Tisha Campbell-Martin has reportedly reached a deal to buy back the rights to collect her royalties that she relinquished as part of her bankruptcy case.

According to court documents obtained by The Blast, Tisha and her estranged husband Duane Martin have reached a settlement with the trustee. She will reportedly pay $ 115,000 in two installments in order to obtain her residual rights. Martin will pay $ 60,000 in one installment and $ 55,000 in another within 90 days of a court’s approval of the settlement.

The former couple have been battling over the residuals for months and, as noted in the report, since the bankruptcy was filed, the trustee has collected $ 300,000 in royalties.
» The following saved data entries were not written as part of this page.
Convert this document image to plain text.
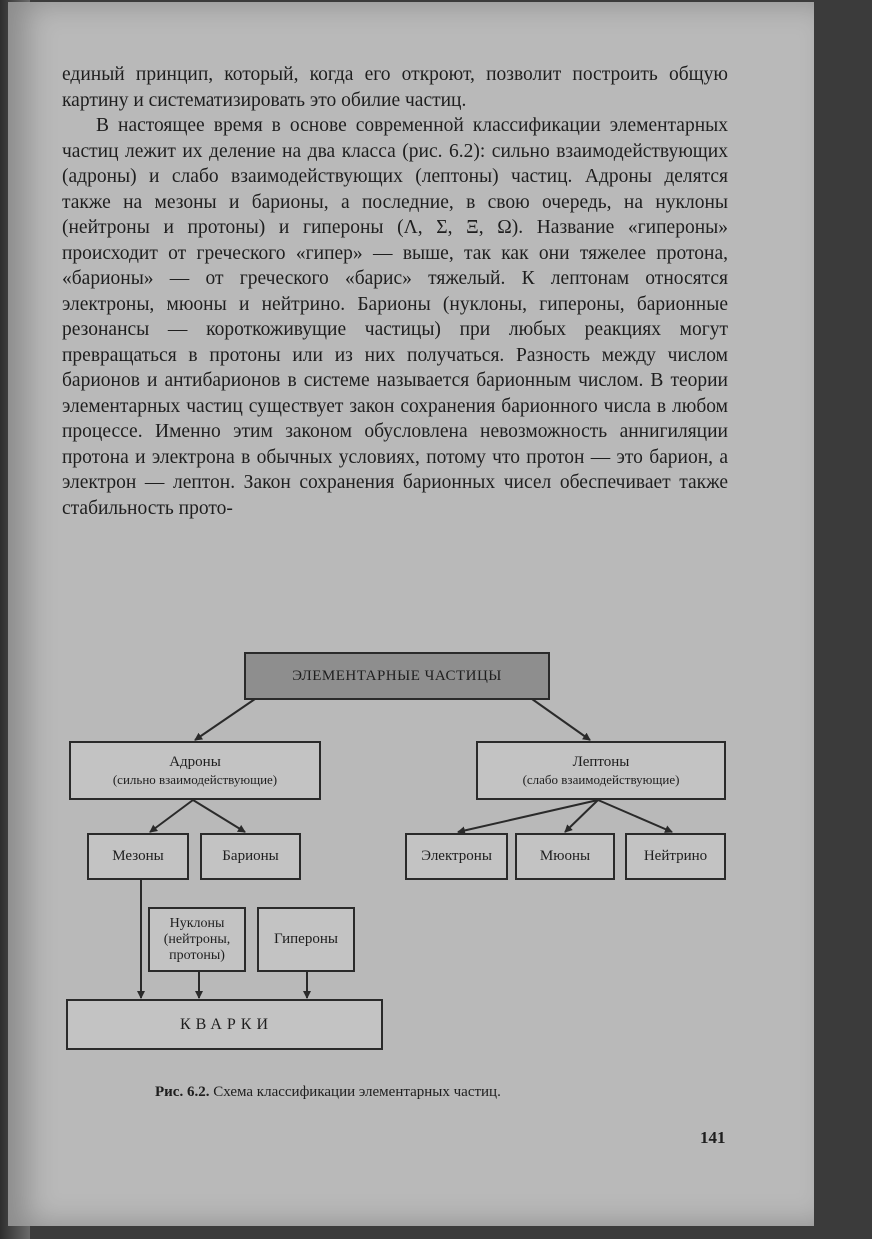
единый принцип, который, когда его откроют, позволит построить общую картину и систематизировать это обилие частиц.

В настоящее время в основе современной классификации элементарных частиц лежит их деление на два класса (рис. 6.2): сильно взаимодействующих (адроны) и слабо взаимодействующих (лептоны) частиц. Адроны делятся также на мезоны и барионы, а последние, в свою очередь, на нуклоны (нейтроны и протоны) и гипероны (Λ, Σ, Ξ, Ω). Название «гипероны» происходит от греческого «гипер» — выше, так как они тяжелее протона, «барионы» — от греческого «барис» тяжелый. К лептонам относятся электроны, мюоны и нейтрино. Барионы (нуклоны, гипероны, барионные резонансы — короткоживущие частицы) при любых реакциях могут превращаться в протоны или из них получаться. Разность между числом барионов и антибарионов в системе называется барионным числом. В теории элементарных частиц существует закон сохранения барионного числа в любом процессе. Именно этим законом обусловлена невозможность аннигиляции протона и электрона в обычных условиях, потому что протон — это барион, а электрон — лептон. Закон сохранения барионных чисел обеспечивает также стабильность прото-

ЭЛЕМЕНТАРНЫЕ ЧАСТИЦЫ
Адроны
(сильно взаимодействующие)
Лептоны
(слабо взаимодействующие)
Мезоны	Барионы	Электроны	Мюоны	Нейтрино
Нуклоны
(нейтроны,
протоны)
Гипероны
КВАРКИ
Рис. 6.2. Схема классификации элементарных частиц.
141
The docs state, “Since December 2017, the debtors have been in the process of ending their marriage and in February 2018, Ms. Campbell filed for divorce from Mr. Martin … In connection with that process and Ms. Campbell’s stated attempt to unravel a long history of Mr. Martin’s control over their joint finances, Ms. Campbell engaged new representation with regard to the dispute described in the Agreement.”

The actress previously accused her ex of hiding money from her during their marriage. She also told the trustee that during their marriage, Duane was responsible for managing all their financials, including collecting her residuals.

Campbell-Martin filed for divorce earlier this year after 20 years of marriage. She and Duane were reportedly legally separated in December 2016.